Mark Finley, a fellow in energy and global oil at Rice University’s Baker Institute, said Biden’s call for OPEC nations to settle their dispute was a reflection of “political reality.” U.S. gasoline prices have risen 85 cents a gallon this year. That equates to $120 billion in additional spending on fuel by American consumers annually, he said.
It also underlines the challenge facing Biden and his allies as they seek to green the economy.
“Energy is the lifeblood of our life and economies,” Finley said. “How do you thread the needle to transition the energy system rapidly to a low carbon future while at the same time making sure there is sufficient and affordable supplies to run the economy today? This debate about gasoline prices is exactly that debate.

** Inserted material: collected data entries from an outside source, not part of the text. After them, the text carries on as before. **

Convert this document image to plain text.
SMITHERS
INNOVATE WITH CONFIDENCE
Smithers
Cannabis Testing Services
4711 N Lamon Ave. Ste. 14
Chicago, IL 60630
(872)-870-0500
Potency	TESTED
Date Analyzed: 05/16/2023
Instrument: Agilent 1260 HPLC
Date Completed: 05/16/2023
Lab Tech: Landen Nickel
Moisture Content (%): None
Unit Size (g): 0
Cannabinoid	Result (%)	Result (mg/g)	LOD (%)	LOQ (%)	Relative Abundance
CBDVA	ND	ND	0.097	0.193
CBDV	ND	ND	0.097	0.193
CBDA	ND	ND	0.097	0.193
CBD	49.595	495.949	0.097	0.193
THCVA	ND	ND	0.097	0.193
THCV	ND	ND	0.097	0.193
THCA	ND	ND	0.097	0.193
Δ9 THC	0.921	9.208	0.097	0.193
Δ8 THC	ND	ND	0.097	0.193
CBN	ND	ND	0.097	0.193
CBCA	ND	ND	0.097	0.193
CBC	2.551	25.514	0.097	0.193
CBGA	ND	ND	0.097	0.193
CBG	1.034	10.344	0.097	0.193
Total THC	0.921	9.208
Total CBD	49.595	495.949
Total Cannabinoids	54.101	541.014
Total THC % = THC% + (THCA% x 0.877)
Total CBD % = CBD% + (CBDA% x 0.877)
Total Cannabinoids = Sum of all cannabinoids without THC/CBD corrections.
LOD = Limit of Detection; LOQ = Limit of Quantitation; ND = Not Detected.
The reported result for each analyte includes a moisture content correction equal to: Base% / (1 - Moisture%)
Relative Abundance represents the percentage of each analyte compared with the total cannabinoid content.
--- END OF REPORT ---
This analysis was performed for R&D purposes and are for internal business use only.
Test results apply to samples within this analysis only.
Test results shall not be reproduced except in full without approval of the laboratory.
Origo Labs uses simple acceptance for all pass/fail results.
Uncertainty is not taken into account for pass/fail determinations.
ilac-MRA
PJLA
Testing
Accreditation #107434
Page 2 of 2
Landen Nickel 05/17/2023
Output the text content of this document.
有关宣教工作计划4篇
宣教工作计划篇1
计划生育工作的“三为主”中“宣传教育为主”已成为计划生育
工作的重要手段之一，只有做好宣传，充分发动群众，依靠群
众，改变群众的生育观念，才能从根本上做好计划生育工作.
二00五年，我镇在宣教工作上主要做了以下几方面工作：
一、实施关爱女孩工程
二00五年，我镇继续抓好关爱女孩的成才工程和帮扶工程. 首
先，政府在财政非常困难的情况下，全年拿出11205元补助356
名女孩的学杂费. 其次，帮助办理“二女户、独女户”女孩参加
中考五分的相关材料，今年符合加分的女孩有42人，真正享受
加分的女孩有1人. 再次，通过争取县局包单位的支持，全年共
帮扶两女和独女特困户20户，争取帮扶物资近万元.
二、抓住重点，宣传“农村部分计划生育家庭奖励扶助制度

If you get it wrong, the results are terrible in either direction.”
Others said it was too simplistic to frame Biden’s move as a reaction solely to rising gasoline prices. The president will also be eager to solve the growing discord between a pair of allies in UAE and Saudi Arabia.
Countries in the global south can ill afford to pay more for energy while contending with the pandemic’s wreckage, said Amy Myers Jaffe, managing director of the Climate Policy Lab at Tufts University. More money spent on fuel is less money available for shifting the energy system, she said.
“A just energy transition to me means you’re going to consider the impact of changes in energy prices on underrepresented and low-income communities, and you’re going to consider the pollution that comes on underrepresented and low-income communities,” she said. “This is the first administration that has looked at any of those questions.”
This year’s run up in oil prices is different from past commodity cycles. Unlike the oil crises of the 1970s, when U.S. oil production had entered a decadeslong slide, American oil fields have been reinvigorated by the introduction of fracking and horizontal drilling. Yet U.S. producers have been slow to begin drilling again. After a decade of profligate spending, many are looking to impress Wall Street with commitments to maintain capital discipline with restrained drilling plans.
A dramatic technological upheaval in the automotive sector could be even more consequential. A prolonged period of high oil prices could accelerate the shift to electric vehicles, analysts said. That could be aided by $7.5 billion for EV charging stations included in the infrastructure package agreed to by Biden and moderate senators from both parties.
For the oil industry, the recent price volatility may be more dangerous than anything emanating from Washington. Oil became the fuel of choice for the world’s transportation system because it was abundant and prices were relatively stable, said McNally, the oil analyst. But in the last decade, crude prices have swung dramatically, topping out at over $100 a barrel while briefly plunging into negative territory during the onset of the pandemic last year.
“That is the real long-term threat to the industry. I call it space mountain volatility,” McNally said. “People want stability. They want it to always be there, and to be relatively stable.”
Greens, for their part, want to see the president shift the conversation away from securing cheap gas. Collin Rees, a spokesman for Oil Change International, described the administration’s effort to increase OPEC production a “quick political Band-Aid.”
Reducing demand is important, but it puts the onus on consumers rather than on oil companies to cut emissions, he said. OPEC tensions and the rising gas prices can be used to show people how fluctuations in international markets can hit their wallets.
“Oil demand is only one piece of the puzzle. This is an opportunity to start to shift mind sets, to start to talk about what things will need to change,” he said. “This is an opportunity, but only if it is also accompanied by a strong crackdown on the industry following through on some of Biden’s promises about fossil fuel leases and subsidies.”